Last spring, the Illinois-based Advocate Health Care abolished meetings between 7 and 9 a.m., replacing them with safety huddles, according to Rishi Sikka, M.D., Kate Kovich, M.S. and Lee Sacks, M.D., all senior leaders at the integrated health system.
During the huddles, which last about 15 minutes, leaders discuss the state of affairs in the hospital and problems such as safety events, patient falls, medication errors and care delays. Since the facility implemented the huddles, safety event reporting increased 40 percent within the system's 12 acute care facilities, according to the post, and the number of safety events decreased.

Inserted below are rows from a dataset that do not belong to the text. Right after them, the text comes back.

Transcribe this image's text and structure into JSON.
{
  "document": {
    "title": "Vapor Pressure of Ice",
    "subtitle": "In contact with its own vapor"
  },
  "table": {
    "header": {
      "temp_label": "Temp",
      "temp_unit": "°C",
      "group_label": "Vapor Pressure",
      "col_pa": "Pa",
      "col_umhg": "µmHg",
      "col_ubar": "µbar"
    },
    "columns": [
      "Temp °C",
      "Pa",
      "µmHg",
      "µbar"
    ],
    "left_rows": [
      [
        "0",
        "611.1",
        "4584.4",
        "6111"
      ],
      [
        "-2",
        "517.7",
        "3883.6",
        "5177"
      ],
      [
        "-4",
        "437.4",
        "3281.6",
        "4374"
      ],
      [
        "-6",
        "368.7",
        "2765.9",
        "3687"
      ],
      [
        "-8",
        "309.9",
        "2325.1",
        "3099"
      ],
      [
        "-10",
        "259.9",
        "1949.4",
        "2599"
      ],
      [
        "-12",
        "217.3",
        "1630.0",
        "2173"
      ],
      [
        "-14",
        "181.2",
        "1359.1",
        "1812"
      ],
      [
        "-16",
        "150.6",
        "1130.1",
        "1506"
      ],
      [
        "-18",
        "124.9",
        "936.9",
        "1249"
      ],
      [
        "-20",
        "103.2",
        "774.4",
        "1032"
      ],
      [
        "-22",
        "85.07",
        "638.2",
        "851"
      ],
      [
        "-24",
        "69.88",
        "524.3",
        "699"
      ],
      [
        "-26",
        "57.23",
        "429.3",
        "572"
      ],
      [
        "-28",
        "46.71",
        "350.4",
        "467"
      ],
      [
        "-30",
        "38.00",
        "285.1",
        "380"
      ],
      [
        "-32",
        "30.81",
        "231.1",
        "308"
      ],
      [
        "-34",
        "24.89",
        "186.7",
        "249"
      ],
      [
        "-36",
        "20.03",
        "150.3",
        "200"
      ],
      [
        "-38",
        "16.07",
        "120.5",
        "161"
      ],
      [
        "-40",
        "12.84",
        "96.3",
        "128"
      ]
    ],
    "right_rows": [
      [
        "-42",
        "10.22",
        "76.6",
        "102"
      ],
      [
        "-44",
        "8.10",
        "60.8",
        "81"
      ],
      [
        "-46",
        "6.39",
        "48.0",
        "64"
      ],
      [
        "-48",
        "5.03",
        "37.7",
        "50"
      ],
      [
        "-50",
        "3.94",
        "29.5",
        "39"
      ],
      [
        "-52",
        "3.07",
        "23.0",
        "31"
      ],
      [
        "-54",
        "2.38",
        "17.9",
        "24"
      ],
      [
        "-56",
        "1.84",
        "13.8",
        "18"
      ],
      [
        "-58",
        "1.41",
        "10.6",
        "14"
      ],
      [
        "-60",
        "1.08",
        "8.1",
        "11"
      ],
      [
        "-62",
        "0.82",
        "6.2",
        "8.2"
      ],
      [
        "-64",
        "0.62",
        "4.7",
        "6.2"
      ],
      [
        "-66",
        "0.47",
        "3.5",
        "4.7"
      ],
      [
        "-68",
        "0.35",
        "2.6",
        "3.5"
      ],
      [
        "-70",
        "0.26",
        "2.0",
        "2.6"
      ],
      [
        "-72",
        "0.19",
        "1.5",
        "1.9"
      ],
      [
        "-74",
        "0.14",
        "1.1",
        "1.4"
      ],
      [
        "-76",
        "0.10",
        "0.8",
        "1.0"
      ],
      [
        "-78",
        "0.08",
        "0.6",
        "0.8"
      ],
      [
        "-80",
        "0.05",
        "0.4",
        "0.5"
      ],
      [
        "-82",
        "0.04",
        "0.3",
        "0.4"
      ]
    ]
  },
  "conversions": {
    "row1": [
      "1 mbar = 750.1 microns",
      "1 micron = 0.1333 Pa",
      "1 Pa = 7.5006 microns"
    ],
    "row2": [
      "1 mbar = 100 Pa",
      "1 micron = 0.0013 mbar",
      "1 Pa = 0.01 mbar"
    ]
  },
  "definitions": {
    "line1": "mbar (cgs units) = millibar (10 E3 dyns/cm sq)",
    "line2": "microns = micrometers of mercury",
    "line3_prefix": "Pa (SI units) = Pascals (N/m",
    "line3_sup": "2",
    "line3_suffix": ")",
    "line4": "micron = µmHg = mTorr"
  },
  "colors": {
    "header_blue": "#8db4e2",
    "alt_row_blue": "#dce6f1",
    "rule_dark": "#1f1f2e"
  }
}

As a result, the organization now conducts huddles seven days a week.
Either the facility president or a designee direct the huddles, which include managers and senior-level executives, according to the post. During a huddle, each leader reports on major safety or quality issues that have occurred in the past 24 hours and those likely to occur within the next 24 hours, as well as instances in which staff successfully anticipated and prevented such events. The huddles are not problem-solving sessions, the authors write; rather, the problem-solving takes place among leaders on their own time after the huddle disperses.
Implementing the huddles was not without its challenges, according to the authors. They had to encourage non-clinical sectors of the facilities, such as supply chain managers, to participate in the reporting process and it wasn't easy to predict future problems with safety or quality.
"To help huddles anticipate future issues, we ask leaders to identify at least one patient who they think could deteriorate in the next 24 hours, or whose status is tenuous," they write. "This can lead to discussions that identify potential future issues, and it helps make this sort of forward-looking thinking more routine."
Similarly, hospital leaders can improve safety and quality outcomes by engaging frontline workers, according to John Toussaint, M.D., chief executive officer of ThedaCare Center for Healthcare Value. And a 42-bed Indiana facility reduced readmissions for hip and knee replacements to only .74 percent after implementing weekly team meetings, FierceHealthcare previously reported.